You bring Nicholas F*ckin DiGregorio, the OG drum virtuoso who turned Tony onto prog in the first place, out of retirement.

Lucky for us, Nick is a stone cold juggernaut of talent. Dare we say it? We dare. You are going to freak out over his approach to the drums. Nick brings all his years of intense jazz mastery and improvisation to Edensong, breaking every single rigid barrier the band had erected over the years and turning Edensong's live band into a fire-breathing demon of energy, dynamics, scope, and vision. Nick is a true artist and man of great taste, incredible composition and lyrical skill, and he is every single ounce the force of nature that this band needs and deserves. We are so lucky to have him in the band, and we highly recommend that you bring along an extra pair of underwear the first time you see him play live with this band.

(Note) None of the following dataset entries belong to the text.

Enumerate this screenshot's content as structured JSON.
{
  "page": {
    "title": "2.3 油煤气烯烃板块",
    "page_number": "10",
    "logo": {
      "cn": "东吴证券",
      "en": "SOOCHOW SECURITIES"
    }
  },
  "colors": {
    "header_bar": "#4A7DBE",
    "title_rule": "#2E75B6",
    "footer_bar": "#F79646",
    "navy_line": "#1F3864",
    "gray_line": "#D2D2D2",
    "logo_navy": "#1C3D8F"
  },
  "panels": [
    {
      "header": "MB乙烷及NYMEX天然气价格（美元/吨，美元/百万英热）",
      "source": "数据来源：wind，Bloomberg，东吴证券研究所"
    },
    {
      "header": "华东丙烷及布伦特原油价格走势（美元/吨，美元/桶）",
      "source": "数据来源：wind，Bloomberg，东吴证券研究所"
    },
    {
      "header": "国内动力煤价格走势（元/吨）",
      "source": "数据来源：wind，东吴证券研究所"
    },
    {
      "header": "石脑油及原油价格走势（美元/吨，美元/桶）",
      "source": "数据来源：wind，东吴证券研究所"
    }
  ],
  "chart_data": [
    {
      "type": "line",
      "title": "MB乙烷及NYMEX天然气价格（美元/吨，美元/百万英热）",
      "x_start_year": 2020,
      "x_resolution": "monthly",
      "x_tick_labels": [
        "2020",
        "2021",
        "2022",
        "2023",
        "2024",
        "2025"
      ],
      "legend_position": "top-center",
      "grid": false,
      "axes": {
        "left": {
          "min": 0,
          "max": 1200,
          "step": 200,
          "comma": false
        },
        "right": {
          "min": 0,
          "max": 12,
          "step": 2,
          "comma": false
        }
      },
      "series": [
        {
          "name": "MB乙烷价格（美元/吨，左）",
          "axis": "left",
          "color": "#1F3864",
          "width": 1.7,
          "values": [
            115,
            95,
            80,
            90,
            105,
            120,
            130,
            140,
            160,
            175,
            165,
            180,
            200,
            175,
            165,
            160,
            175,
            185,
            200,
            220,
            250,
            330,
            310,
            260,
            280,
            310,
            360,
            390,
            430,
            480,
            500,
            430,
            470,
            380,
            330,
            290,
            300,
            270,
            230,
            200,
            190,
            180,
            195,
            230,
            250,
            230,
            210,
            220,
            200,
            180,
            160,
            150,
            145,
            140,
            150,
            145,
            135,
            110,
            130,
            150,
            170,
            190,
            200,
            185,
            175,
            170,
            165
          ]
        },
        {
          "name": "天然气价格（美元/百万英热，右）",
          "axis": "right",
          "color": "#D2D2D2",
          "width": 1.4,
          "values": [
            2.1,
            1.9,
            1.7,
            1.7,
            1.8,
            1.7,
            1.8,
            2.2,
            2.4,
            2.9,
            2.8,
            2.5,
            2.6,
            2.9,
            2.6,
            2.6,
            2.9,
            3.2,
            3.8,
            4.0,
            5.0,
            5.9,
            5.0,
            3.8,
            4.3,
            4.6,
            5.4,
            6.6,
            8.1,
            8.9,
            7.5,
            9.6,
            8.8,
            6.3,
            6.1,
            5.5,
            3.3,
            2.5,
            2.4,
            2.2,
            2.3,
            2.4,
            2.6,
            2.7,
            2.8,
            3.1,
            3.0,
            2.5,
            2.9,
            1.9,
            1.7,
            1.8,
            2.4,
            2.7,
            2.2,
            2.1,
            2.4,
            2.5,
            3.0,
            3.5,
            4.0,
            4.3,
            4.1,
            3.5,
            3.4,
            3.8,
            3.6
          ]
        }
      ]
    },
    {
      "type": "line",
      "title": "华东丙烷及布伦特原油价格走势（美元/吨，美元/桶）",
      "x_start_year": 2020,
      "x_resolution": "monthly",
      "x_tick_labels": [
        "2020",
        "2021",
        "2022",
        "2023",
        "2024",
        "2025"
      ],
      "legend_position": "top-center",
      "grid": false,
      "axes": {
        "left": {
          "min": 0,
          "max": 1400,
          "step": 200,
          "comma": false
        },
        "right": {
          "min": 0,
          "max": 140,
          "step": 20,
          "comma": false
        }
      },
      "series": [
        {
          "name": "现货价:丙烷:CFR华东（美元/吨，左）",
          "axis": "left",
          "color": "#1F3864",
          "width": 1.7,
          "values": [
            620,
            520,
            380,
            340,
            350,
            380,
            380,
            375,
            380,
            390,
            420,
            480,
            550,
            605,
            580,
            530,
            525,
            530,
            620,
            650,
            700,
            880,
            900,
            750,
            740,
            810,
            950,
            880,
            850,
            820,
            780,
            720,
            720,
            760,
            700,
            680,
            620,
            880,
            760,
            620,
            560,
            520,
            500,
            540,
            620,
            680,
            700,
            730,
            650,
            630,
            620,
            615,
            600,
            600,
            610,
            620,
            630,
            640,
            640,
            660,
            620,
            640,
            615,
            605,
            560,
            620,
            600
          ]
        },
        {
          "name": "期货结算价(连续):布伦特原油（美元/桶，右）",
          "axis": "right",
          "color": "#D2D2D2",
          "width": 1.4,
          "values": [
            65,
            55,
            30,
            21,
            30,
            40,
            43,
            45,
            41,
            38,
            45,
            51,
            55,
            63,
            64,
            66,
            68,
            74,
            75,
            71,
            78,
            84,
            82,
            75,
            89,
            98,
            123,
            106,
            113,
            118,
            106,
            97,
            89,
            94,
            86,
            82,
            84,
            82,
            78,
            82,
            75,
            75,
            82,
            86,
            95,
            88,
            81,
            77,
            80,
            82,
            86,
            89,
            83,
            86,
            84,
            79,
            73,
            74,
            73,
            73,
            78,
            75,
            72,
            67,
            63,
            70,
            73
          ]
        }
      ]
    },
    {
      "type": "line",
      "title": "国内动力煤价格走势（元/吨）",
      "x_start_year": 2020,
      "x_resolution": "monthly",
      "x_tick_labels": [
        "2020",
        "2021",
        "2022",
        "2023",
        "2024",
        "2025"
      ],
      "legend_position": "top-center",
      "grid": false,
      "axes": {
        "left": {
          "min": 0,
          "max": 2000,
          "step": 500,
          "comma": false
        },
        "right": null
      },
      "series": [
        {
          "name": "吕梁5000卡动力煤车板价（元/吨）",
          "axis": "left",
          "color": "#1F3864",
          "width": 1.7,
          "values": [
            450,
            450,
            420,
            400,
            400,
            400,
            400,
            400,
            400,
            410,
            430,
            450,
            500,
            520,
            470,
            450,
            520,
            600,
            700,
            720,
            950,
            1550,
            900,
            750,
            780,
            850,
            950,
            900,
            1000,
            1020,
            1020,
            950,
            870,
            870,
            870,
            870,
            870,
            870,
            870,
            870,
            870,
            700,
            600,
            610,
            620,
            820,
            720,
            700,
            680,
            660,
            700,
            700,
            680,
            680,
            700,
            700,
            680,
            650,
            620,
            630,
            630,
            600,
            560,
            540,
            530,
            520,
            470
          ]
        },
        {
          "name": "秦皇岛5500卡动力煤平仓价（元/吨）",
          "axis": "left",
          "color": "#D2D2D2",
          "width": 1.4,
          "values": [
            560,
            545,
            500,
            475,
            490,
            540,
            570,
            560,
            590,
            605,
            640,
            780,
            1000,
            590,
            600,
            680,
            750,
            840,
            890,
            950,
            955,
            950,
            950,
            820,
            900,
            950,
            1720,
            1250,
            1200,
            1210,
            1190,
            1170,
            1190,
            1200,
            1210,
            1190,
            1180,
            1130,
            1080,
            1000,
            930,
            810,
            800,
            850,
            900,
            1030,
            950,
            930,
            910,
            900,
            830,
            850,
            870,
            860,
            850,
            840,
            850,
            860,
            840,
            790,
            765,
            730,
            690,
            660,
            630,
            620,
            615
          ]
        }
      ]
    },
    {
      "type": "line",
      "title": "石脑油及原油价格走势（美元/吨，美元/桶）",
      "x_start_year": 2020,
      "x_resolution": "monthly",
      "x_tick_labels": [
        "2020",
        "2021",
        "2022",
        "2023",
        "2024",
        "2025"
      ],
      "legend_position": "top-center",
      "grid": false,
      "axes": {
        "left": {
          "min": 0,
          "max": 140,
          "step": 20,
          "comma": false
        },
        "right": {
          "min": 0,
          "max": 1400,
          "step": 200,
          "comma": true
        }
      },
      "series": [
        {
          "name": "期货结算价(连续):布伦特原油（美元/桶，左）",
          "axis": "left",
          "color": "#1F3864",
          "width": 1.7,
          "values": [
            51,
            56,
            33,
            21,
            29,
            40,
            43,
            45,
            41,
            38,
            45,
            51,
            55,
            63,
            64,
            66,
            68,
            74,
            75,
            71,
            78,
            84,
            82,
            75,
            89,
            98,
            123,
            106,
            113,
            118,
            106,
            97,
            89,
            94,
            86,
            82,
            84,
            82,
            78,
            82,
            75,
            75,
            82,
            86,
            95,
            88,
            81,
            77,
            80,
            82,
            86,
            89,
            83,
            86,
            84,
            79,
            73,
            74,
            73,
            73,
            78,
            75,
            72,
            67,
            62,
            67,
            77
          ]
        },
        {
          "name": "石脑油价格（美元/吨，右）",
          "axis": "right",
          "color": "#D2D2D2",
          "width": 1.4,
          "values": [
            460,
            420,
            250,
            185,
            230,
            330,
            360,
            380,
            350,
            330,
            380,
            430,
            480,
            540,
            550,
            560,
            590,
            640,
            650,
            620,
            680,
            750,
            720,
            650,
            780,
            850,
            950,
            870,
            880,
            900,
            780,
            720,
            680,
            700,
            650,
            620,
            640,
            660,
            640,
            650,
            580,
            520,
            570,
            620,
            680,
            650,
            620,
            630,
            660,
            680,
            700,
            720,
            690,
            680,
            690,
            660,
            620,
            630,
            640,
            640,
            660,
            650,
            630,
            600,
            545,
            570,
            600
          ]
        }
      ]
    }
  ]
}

Oh, and what else do you do, particularly if you're a genuinely insane person like James Byron Schoen? You shake stuff up even further and, just as the band is crystalizing around its new drummer, you find Kento, a virtuoso koto player and have him play on every single song. That's right, folks, no keyboard for Edensong. Kento's koto playing has brought the majestic side of Edensong's music to full maturity, just as Nick brings nuance and might in equal measure.

Indeed, Edensong is at the top of its game. With TD Towers having arrived at his final incarnation, flutist Barry Seroff giddy with glee, and James Byron Schoen at his most wildly bearded, this band has become a full-on leviathan force to be reckoned with. Prepare yourself. This "contemporary face of progressive rock" is about to MELT YOUR FACE.